JAKARTA, KOMPAS — Pandemi Covid-19 telah mendorong akselerasi digital di berbagai sektor. Kerja perkantoran kini mengandalkan rapat virtual. Berbagai produk efektif dipasarkan di daring. Tanpa disadari, berbagai data pribadi turut dibagikan di daring dan berpotensi dimanfaatkan pihak lain.
Platform manajemen media sosial Hootsuite melaporkan, per Januari 2021, tak kurang dari 202 juta orang atau 73 persen penduduk Indonesia menggunakan internet. Jumlah pengguna internet ini naik 15 persen atau bertambah 27 juta pengguna dibandingkan dengan Januari 2020. Data pengguna internet yang berputar di daring pun dipastikan bertambah banyak, baik itu IP address komputer maupun laptop, hingga nama dan akun perbankan jika melakukan transaksi di pasar daring.

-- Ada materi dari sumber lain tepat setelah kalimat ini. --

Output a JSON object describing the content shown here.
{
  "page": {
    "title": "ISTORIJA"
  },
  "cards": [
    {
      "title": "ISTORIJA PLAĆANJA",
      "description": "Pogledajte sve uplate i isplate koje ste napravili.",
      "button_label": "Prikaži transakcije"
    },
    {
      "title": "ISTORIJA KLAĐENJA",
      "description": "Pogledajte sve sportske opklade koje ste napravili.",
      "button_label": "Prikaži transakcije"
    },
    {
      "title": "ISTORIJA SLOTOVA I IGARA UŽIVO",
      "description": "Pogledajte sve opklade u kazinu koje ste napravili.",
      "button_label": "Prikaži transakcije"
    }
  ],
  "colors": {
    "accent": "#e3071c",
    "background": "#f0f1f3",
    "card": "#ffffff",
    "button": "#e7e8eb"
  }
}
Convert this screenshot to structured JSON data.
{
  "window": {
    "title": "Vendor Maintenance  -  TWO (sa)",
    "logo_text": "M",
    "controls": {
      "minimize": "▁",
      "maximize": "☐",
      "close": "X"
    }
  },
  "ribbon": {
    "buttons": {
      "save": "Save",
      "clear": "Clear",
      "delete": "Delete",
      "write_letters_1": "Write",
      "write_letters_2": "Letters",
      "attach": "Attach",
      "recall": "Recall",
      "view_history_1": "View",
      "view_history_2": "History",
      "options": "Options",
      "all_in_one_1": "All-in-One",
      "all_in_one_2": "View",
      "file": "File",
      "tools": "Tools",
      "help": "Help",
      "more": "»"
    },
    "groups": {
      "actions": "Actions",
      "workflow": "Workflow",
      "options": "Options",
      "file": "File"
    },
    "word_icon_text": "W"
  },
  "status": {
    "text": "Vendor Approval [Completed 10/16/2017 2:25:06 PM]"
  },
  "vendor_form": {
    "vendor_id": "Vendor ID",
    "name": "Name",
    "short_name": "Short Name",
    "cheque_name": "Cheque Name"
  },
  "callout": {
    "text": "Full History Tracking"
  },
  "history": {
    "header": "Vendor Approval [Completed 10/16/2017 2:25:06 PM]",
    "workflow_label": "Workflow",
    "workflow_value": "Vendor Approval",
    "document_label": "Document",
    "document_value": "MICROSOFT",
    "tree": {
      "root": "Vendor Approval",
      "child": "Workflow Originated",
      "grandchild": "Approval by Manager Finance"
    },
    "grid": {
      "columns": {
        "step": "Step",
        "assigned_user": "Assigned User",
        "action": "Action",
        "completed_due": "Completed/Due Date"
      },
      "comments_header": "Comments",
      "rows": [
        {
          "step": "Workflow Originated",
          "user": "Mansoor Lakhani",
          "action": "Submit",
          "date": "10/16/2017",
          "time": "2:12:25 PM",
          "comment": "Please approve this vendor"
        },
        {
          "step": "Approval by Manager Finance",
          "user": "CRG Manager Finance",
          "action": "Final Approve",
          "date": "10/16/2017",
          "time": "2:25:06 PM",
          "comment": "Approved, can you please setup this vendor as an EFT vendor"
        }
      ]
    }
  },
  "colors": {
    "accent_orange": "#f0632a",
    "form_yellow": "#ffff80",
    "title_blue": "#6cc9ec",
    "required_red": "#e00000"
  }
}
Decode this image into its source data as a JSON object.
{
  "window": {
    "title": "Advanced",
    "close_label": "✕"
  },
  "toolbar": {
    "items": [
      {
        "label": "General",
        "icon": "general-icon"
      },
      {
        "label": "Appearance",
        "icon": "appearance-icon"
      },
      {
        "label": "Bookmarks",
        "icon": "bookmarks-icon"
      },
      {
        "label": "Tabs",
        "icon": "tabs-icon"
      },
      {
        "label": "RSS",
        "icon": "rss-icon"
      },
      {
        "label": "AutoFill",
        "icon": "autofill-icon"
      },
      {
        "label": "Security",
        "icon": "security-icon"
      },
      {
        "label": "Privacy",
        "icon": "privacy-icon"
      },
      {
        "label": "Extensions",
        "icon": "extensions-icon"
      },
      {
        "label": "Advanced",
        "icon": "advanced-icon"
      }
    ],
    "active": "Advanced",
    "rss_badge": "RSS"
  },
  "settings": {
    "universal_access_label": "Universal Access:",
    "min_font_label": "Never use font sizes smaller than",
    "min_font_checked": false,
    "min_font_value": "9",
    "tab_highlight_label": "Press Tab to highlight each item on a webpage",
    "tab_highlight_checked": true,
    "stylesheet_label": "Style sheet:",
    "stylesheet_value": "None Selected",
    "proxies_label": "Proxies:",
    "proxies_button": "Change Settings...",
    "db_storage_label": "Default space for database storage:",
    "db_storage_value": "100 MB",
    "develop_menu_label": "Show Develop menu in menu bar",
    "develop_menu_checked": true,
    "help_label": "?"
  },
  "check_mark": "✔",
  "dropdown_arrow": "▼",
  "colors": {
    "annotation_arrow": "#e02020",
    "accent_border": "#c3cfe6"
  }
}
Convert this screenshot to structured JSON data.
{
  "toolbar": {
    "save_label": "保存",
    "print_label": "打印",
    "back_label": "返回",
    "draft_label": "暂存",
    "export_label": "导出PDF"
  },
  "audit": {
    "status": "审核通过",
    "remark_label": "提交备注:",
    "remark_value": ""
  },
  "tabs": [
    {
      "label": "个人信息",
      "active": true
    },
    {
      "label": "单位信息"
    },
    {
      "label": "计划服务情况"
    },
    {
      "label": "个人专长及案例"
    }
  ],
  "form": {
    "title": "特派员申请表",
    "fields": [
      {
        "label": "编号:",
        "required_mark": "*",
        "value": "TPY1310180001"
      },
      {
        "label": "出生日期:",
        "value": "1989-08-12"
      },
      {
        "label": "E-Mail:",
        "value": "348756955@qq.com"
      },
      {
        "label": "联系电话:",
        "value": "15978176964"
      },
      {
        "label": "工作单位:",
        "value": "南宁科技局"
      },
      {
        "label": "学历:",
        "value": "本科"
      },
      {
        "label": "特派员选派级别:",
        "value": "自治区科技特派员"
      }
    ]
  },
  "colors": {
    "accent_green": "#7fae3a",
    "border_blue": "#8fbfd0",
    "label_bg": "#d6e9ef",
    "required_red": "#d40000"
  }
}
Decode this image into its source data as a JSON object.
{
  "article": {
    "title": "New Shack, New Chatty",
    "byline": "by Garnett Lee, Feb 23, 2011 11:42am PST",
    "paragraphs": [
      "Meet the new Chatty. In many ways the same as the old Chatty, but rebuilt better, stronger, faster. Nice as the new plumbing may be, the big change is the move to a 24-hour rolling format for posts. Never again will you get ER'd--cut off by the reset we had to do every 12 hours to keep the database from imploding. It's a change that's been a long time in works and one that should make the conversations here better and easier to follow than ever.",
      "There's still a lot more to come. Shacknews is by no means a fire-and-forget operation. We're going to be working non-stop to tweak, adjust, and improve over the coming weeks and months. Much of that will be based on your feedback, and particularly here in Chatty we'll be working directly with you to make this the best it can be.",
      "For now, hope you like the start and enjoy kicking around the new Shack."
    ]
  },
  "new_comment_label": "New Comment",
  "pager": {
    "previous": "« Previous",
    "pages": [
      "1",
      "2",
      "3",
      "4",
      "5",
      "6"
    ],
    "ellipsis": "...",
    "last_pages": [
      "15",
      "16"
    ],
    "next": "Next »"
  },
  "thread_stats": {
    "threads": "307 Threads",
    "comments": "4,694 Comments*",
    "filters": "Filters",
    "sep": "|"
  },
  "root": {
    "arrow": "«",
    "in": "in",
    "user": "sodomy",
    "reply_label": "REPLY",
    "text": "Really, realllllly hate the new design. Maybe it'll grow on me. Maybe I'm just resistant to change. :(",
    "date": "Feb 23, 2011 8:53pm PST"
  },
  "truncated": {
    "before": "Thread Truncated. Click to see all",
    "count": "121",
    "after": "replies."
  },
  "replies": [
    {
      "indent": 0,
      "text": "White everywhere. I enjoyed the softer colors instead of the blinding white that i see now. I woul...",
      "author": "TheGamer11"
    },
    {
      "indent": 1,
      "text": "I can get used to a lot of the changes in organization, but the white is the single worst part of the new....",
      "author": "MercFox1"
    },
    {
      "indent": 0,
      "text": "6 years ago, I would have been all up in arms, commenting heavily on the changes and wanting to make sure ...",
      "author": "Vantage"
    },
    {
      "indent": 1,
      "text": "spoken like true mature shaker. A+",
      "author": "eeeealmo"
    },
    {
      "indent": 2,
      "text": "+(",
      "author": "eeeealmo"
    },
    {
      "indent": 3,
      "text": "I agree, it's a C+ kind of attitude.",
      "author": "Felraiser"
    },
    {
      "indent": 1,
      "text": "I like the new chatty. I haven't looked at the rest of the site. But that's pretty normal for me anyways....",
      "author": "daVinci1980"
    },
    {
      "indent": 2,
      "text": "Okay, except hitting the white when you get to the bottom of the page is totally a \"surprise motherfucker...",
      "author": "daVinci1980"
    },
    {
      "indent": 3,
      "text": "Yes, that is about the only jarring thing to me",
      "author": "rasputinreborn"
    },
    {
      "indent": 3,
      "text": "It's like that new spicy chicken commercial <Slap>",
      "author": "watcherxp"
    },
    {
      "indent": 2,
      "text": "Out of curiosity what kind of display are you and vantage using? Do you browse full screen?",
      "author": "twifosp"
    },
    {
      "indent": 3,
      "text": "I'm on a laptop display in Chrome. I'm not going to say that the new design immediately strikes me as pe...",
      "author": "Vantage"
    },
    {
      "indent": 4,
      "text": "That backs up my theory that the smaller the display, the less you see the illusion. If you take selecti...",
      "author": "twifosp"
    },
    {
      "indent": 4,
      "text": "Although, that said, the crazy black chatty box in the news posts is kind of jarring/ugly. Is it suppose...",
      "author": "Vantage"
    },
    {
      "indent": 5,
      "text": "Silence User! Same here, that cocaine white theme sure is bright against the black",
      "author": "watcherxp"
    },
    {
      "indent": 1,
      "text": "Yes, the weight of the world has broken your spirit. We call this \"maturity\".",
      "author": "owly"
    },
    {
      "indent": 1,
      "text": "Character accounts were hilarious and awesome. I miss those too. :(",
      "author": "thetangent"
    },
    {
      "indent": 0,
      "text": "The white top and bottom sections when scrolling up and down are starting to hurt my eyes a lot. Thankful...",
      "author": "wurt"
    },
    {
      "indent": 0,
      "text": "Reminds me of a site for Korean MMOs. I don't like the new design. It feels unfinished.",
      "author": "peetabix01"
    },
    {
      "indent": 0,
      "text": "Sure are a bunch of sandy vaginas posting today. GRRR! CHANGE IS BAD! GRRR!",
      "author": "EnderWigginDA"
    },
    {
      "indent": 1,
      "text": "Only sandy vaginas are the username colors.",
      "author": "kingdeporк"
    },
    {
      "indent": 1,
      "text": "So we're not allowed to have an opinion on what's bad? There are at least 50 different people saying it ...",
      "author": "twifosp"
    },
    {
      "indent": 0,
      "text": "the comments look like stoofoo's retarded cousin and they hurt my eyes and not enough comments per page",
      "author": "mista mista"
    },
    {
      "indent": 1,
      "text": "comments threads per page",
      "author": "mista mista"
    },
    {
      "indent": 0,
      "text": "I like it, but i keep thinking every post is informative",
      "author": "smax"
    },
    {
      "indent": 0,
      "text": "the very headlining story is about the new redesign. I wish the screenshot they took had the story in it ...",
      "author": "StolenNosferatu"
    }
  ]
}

Baca juga : Data Pribadi Dijual Bebas
Dengan menggunakan teknologi, data yang tersebar di daring ini dapat dilacak dan digunakan untuk tujuan tertentu. Teknologi pelacakan data dan aktivitas pengguna, seperti Cookie, digunakan sejumlah situs untuk kepentingan pemasaran dan pengembangan produk. Di dunia pemasaran digital, penghimpunan data pribadi hingga mengenali perilaku konsumen melalui bantuan mesin algoritma pun sudah lumrah.
Di satu sisi, penggunaan teknologi ini memudahkan pelaku usaha menjangkau konsumen yang memiliki ketertarikan dengan produknya. Namun, di sisi lain, patut disadari, dengan cara ini data pribadi telah dieksploitasi untuk kepentingan ekonomi dan tak tertutup kemungkinan membahayakan subyek data pribadi tersebut.
Baca juga : Bias Rasial Algoritma Masih Menjadi Persoalan
Namun, peraturan yang melindungi data pribadi secara utuh sampai saat ini belum tersedia. Regulasi penggunaan data pribadi pun masih tersebar di sejumlah undang-undang dan peraturan, seperti Undang-Undang Nomor 24 Tahun 2013 tentang Administrasi Kependudukan serta Peraturan Pemerintah Nomor 71 Tahun 2019 tentang Penyelenggara Sistem dan Transaksi Elektronik.
Rancangan Undang-Undang Perlindungan Data Pribadi (PDP), yang diharapkan menjadi jawaban bagi perlindungan data pribadi, sejak masuk dalam program legislasi nasional pada awal 2020 hingga kini belum tuntas dibahas di DPR.
Blandina Lintang, peneliti kebebasan berpendapat dan keamanan siber dari Lembaga Studi dan Advokasi Masyarakat (Elsam), mengungkapkan, di era digital, data pribadi tak lagi terbatas nama dan tanggal lahir, melainkan semua data yang dapat merujuk pada satu individu. Sebagai contoh IP address setiap komputer berbeda. Sederetan angka dari IP address itu juga dapat menunjukkan keberadaan seseorang sehingga data tersebut dapat dikategorikan sebagai data pribadi.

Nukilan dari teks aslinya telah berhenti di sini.